## Thursday, January 3, 2013

### Simplified DDA/Bresenham-like algorithm for line drawing in 2D and 3D

Implementing Bresenham's line drawing algorithm is a pain and has some drawbacks for motion control applications. In particular, it relies on swapping endpoints of the line-segments to achieve specific preconditions and has eight configurations (in 2D alone!) that must be implemented to draw arbitrarily oriented lines.  This has big disadvantages for implementation in high dimension (6D in my case) and even bigger disadvantages for motion control, where you want to move from point A to point B, not arbitrarily (and incorrectly) assume you're already at B and then move backward to A because, hey, order doesn't matter!

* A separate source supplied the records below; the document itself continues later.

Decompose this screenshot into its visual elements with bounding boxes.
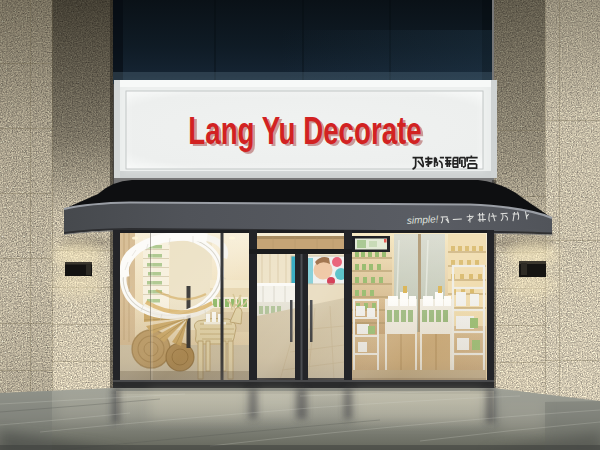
svg-text:simple!: simple!	[406, 213, 438, 226]
svg-text:Lang Yu Decorate: Lang Yu Decorate	[188, 108, 421, 152]
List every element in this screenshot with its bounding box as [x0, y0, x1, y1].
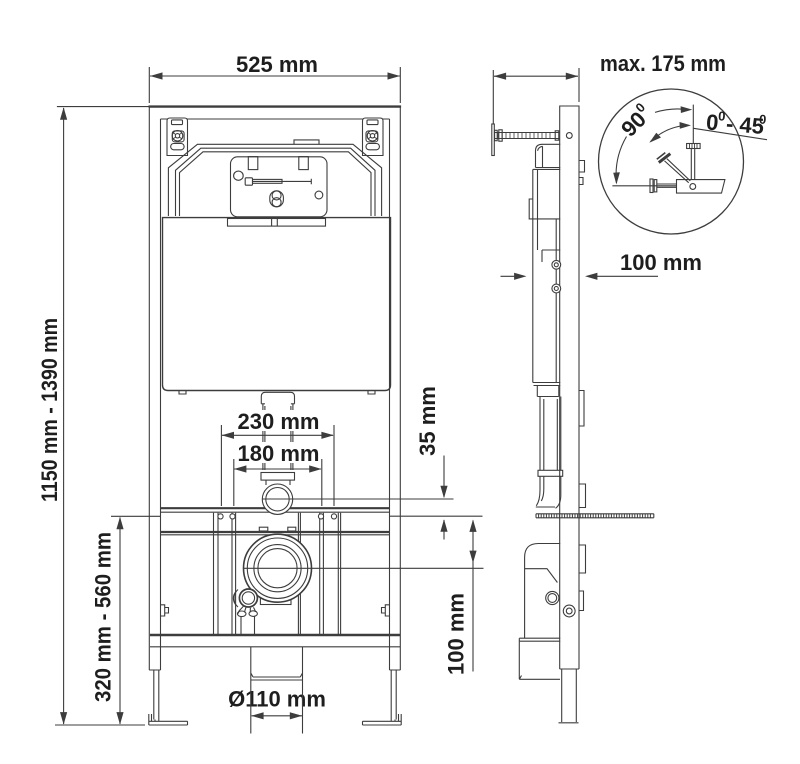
svg-text:Ø110 mm: Ø110 mm	[228, 687, 326, 712]
svg-text:max. 175 mm: max. 175 mm	[600, 51, 726, 76]
svg-text:1150 mm - 1390 mm: 1150 mm - 1390 mm	[37, 318, 62, 502]
svg-text:320 mm - 560 mm: 320 mm - 560 mm	[91, 532, 116, 702]
svg-text:100 mm: 100 mm	[620, 250, 702, 275]
svg-text:100 mm: 100 mm	[444, 593, 469, 675]
svg-text:525 mm: 525 mm	[236, 52, 318, 77]
svg-text:35 mm: 35 mm	[415, 386, 440, 456]
svg-text:180 mm: 180 mm	[238, 441, 320, 466]
svg-text:0: 0	[718, 108, 726, 124]
svg-text:0: 0	[759, 112, 767, 128]
svg-text:230 mm: 230 mm	[238, 409, 320, 434]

I recently ran across Cris Luengo's blog post on a Bresenham-equivalent algorithm in arbitrary dimension based on floating point rounding.  This is likely to be faster on modern machines than the integer only version, simply because i) floating point ops and casting are cheap and ii) branches are expensive, which is effectively the opposite of the case when the original Bresenham algorithm was developed.  He claims the method reproduces the original Bresenham algorithm's plotted pixels, although in my tests I seem to get occasional errant pixels even with double precision.  It may well be an error on my part.

Regardless, this post gave me the idea of just implementing Bresenham's algorithm in a parametric form, accumulating error and advancing pixels in both (all) coordinates in the same manner.  This is considerably more costly in 2D, where you double the operations required, but the relative cost decreases as the dimension increases. Since I'm targeting 6D, the relative cost is only 1/5th, and the simplicity of implementation and lack of endpoint switching more than makes up for it.

I've put up simple C++ code for 2D and 3D integer-only line drawing using a test implementation that is freely available for any use.  It draws 50 random lines with the integer only algorithm described above into the green channel and the same 50 lines with the floating point rounding method (in double precision) into the red channel. The results are below, if the algorithms matched exactly, all the lines would be yellow, with no red or green pixels anywhere.

It looks okay at first, but if you zoom in and look carefully you can see a few red and green pixels around. Regardless, they both do a good job of plotting lines, and if my code is off by a step or two occasionally it's not the end of the world.